The fascinating fact which the intrigued Feynman learned from Mr. Bader is that the trajectory followed by the ball (which, you may recall, is part of a parabola), is the path for which the action is least. And the same is true in general for other cases, including for electrons moving under the influence of magnetic or electric forces. The trajectory corresponding to least action is also the one corresponding to least time—for any starting speed of the thrown ball, the appropriate parabola describes the path for which the ball takes least time to get to the window. Anyone with experience of throwing balls knows that the faster you throw the flatter the trajectory has to be to hit such a target, and this is all included in the Principle of Least Action. In the guise of the Principle of Least Time, it can also be applied to light. Light always travels in straight lines, we are taught, so we don't think of it as following a parabola from the ground through an upper-story
window.
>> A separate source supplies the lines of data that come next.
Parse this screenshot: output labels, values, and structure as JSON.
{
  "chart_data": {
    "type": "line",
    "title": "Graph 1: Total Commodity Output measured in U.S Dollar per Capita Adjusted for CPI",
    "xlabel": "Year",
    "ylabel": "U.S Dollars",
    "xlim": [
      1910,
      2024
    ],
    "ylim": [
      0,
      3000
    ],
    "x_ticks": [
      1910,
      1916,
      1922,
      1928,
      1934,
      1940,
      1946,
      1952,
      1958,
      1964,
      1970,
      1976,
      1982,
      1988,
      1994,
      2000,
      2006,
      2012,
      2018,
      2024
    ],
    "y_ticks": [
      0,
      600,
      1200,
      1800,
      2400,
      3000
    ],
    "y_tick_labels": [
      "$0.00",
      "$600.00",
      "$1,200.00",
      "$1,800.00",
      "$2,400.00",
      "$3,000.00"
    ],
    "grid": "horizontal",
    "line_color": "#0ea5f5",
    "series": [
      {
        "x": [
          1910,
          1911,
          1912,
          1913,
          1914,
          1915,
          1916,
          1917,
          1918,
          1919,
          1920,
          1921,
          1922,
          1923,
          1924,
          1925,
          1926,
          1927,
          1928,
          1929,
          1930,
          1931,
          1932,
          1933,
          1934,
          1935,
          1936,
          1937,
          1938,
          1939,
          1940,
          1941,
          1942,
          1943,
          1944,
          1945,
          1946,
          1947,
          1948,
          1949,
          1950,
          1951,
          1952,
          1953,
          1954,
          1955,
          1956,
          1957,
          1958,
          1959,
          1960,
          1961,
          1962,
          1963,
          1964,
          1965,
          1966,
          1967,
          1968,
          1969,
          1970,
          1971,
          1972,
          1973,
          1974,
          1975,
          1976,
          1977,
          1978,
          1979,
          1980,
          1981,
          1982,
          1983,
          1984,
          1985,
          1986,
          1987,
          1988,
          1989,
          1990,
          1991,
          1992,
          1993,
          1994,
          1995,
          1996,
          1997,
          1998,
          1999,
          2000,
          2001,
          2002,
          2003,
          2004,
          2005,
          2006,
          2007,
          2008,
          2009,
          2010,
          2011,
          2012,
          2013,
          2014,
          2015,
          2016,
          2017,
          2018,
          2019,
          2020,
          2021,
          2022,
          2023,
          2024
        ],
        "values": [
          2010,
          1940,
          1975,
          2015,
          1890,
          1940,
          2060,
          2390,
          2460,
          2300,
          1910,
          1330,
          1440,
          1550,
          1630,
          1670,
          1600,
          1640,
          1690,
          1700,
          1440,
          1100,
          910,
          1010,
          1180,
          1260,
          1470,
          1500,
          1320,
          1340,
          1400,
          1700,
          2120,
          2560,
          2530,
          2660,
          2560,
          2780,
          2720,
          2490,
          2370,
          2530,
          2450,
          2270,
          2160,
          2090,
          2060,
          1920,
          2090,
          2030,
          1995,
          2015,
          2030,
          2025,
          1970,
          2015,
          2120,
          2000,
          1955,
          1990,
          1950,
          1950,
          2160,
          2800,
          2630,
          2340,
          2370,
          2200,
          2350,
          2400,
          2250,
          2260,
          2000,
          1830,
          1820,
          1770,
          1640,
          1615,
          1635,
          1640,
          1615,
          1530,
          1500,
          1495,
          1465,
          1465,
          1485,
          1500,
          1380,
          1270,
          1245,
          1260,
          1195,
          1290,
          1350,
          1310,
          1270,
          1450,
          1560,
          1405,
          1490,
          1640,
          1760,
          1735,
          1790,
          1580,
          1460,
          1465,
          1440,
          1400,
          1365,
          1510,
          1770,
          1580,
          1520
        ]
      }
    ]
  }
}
But it changes direction when it encounters a different material, such as when it moves from air into a glass block. The light travels in a straight line through the air up to the edge of the glass, then changes direction and travels in another straight line through the glass. The path it follows, getting from point A outside the glass to point B inside the glass, is always the one that takes least time. Which is
not
the shortest distance, because light travels more quickly in air than it does in glass. Just as with the ball thrown through the window, it is the whole path that is involved in determining the trajectory.